The Dispatcher’s job is to find a class which can handle the current page request. Once found, the dispatcher executes the method handleRequest in the matching class and receives the result. This result is then passed out as website content.

Here’s the dispatcher path, step by step.


Extbase innately contains a couple of classes for various webpage requests and makes them available via ext_typoscript_setup.txt.:

config.tx_extbase {
  mvc {
    requestHandlers {
      Tx_Extbase_MVC_Web_FrontendRequestHandler = Tx_Extbase_MVC_Web_FrontendRequestHandler
      Tx_Extbase_MVC_Web_BackendRequestHandler = Tx_Extbase_MVC_Web_BackendRequestHandler
      Tx_Extbase_MVC_CLI_RequestHandler = Tx_Extbase_MVC_CLI_RequestHandler

This is how Extbase provides a RequestHandler for requests from the frontend, backend, and Shell/CLI.

Thanks to this TypoScript configuration, you have the possibility of registering your own RequestHandler. For example, a handler for AJAX requests can be registered here.

The class-specific method canHandleRequest decides whether the request can be handled by its RequestHandler. For a BackendRequestHandler, the check looks like this:

canHandleRequest() {
  return TYPO3_MODE === 'BE';

Because multiple RequestHandlers can be responsible for a request - yours and one from TYPO3 - a prioritisation system is necessary. This is because only one RequestHandler can take responsibility. Priority 100 refers to the frontend and backend RequestHandler, and 90 to CLI requests. If your RequestHandler needs to take priority, simply set a higher numeric priority than the pre-defined options.


Once the definitive RequestHandler has been identified, its method handleRequest is executed. This method creates an object containing all of the necessary data for the page request, using the RequestBuilder.

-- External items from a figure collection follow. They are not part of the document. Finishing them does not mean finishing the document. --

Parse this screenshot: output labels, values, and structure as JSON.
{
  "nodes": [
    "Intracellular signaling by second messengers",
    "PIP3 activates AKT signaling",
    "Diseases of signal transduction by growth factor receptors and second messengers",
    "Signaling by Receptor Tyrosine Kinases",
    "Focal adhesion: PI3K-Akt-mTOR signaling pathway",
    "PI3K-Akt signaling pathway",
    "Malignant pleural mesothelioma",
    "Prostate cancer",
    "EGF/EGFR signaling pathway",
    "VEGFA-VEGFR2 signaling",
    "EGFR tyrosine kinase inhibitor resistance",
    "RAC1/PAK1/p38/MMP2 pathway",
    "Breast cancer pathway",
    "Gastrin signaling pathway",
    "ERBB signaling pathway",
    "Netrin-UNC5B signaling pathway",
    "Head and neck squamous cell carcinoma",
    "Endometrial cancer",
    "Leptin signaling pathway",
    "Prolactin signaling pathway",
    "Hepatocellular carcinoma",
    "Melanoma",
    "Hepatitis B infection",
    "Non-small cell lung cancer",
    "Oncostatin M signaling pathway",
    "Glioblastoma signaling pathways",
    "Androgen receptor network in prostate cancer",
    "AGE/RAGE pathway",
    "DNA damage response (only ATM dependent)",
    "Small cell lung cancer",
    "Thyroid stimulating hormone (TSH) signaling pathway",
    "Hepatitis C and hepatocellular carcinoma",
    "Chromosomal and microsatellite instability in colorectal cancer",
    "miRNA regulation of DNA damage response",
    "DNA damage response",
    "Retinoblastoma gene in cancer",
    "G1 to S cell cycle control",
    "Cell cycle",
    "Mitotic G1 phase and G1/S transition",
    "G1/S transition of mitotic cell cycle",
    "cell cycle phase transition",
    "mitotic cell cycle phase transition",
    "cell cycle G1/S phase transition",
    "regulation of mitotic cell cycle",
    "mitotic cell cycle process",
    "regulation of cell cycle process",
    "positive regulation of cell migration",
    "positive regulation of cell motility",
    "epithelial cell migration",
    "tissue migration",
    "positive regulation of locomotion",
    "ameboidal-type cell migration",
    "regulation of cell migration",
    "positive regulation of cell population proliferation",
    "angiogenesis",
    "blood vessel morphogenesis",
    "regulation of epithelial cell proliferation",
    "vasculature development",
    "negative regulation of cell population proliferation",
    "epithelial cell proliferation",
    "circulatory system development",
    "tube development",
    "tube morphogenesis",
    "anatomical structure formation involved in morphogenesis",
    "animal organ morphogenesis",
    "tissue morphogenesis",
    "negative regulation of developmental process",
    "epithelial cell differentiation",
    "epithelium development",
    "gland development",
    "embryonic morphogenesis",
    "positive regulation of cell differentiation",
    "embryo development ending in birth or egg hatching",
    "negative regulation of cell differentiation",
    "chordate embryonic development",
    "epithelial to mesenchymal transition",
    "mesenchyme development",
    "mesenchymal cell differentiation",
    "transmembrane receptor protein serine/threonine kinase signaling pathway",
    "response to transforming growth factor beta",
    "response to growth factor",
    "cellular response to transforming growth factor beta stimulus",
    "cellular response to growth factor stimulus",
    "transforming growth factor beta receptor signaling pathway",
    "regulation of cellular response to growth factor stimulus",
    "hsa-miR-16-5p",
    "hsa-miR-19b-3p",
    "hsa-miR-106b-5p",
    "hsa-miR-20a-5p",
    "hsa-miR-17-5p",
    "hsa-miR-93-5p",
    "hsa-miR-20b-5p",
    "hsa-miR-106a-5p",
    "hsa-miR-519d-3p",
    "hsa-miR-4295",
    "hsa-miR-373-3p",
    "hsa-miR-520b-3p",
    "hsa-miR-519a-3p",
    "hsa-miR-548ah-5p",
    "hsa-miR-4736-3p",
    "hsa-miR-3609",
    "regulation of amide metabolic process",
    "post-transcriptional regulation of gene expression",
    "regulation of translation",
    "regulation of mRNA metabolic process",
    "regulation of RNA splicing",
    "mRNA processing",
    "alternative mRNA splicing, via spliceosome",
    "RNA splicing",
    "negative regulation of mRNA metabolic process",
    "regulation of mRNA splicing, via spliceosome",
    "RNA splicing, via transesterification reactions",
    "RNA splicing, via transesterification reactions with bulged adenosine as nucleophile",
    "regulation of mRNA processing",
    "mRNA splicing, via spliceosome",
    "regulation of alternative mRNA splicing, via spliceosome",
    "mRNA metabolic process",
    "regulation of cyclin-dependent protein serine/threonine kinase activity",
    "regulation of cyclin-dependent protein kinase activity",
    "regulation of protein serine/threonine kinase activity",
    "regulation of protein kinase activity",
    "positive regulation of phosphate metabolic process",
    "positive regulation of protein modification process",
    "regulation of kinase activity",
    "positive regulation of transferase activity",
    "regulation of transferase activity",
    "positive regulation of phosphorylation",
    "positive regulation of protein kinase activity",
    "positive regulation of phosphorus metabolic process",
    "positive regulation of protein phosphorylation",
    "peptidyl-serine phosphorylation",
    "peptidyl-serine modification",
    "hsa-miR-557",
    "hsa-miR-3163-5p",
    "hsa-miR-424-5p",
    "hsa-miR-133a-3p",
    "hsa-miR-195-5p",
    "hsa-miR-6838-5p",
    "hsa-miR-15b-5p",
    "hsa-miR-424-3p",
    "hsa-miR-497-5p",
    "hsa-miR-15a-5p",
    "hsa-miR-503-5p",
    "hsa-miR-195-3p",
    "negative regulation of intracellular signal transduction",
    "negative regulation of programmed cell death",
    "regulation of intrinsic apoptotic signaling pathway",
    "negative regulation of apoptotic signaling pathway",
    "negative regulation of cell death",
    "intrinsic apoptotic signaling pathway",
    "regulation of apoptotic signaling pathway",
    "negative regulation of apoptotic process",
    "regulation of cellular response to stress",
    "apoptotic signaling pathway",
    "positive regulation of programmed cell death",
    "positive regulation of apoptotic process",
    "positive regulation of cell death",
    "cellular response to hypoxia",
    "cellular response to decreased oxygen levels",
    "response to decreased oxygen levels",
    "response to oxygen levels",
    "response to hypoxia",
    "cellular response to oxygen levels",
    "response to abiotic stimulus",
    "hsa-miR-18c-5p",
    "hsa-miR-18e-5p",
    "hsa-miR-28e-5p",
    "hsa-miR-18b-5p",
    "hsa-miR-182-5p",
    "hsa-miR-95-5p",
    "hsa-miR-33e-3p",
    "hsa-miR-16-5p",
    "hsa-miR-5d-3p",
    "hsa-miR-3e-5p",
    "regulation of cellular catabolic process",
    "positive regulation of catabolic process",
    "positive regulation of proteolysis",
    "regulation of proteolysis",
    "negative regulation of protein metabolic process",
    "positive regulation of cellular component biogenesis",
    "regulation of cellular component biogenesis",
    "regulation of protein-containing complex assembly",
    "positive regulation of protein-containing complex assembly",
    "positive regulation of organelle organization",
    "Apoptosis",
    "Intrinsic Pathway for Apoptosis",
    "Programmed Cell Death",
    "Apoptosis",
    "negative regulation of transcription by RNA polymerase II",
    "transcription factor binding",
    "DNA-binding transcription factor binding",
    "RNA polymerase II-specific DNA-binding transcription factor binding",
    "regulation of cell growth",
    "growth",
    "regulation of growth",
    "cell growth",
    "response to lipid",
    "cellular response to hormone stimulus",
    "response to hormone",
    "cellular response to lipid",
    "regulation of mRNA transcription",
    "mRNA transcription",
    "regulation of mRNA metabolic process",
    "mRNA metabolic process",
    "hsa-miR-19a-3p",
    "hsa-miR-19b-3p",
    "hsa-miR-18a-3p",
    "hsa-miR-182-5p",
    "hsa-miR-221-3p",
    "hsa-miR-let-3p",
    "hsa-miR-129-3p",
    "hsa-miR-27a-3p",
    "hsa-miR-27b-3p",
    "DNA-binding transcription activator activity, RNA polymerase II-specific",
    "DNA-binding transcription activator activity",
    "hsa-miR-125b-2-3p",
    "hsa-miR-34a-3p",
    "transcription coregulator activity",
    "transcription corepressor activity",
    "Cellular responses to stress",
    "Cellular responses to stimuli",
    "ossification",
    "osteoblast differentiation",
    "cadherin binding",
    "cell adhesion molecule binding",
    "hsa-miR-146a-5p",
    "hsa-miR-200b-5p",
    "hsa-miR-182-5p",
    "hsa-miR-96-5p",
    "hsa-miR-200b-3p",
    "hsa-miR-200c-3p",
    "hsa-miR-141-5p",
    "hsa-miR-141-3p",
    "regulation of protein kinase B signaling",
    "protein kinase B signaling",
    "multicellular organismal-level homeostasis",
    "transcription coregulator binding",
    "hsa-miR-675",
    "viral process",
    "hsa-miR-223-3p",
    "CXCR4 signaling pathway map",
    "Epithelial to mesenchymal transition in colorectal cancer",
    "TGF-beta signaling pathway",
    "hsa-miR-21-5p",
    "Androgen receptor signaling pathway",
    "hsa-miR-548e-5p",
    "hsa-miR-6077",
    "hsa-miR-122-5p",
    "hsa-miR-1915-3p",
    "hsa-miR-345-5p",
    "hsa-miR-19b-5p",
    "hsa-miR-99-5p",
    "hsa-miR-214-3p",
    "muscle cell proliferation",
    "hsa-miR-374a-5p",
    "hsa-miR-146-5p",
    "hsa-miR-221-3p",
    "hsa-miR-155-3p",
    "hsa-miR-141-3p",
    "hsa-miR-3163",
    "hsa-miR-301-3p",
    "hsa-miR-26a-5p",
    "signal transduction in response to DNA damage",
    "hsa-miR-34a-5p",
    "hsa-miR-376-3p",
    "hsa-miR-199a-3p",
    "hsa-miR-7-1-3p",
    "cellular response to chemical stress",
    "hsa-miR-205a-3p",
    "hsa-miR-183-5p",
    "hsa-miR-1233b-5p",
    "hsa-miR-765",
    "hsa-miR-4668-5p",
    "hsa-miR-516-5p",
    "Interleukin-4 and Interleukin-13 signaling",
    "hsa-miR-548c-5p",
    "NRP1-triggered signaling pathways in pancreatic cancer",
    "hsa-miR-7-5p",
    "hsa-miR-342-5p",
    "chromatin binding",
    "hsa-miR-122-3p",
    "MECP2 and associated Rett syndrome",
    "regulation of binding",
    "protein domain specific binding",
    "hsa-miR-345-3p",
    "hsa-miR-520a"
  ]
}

It searches through the plugin configuration in ext_localconf.php in order to find out which Controller and Action should be used as standard. (Using the method loadDefaultValues.) The RequestBuilder also checks the Uri, to check whether an alternative Controller or an alternative action should be loaded instead of the entries from ext_localconf.php.

All of the page request data is now collated and made available within the $request object.:

$request = $this->objectManager->create('Tx_Extbase_MVC_Web_Request');
$request->setMethod((isset($_SERVER['REQUEST_METHOD'])) ? $_SERVER['REQUEST_METHOD'] : NULL);

Finally, parameters which are specific to the current plugin are added to the $request object as arguments.:

foreach ($parameters as $argumentName => $argumentValue) {
  $request->setArgument($argumentName, $argumentValue);


All data for the current page request is stored in the Request object: now it’s time to check that the data is clean. The RequestHashService checks whether an argument hmac exists in the Request object: this will always be the case where data is passed in from a form request. Extbase knows which form data is displayed on the website: if the number of fields in the request is different, then the data may have been compromised and so the data processing is prevented. If the hmac argument isn’t present, then the system is dealing with a regular page request and the processing may begin.


A Response object is now created, which contains the header data. These include status codes (like Error 404), as well as the necessary JavaScript and CSS files. This object is empty at this point, ready to be filled by the Dispatcher.

The Dispatcher

The Dispatcher fetches the Controller name from the Request object and creates the related object via the method resolveController. In the example extension productoverview referred to within this documentation, the object class name is Tx_Productoverview_Controller_ProductController.

The object $request and the currently empty object $response are passed to the method processRequest in the Controller, and the role of the Dispatcher is complete. It waits for the Controller object to return data, then sets the appropriate HTTP headers which have been defined during the $response object process. It then returns the generated content to the content object USER in TypoScript, which returns the content to the client.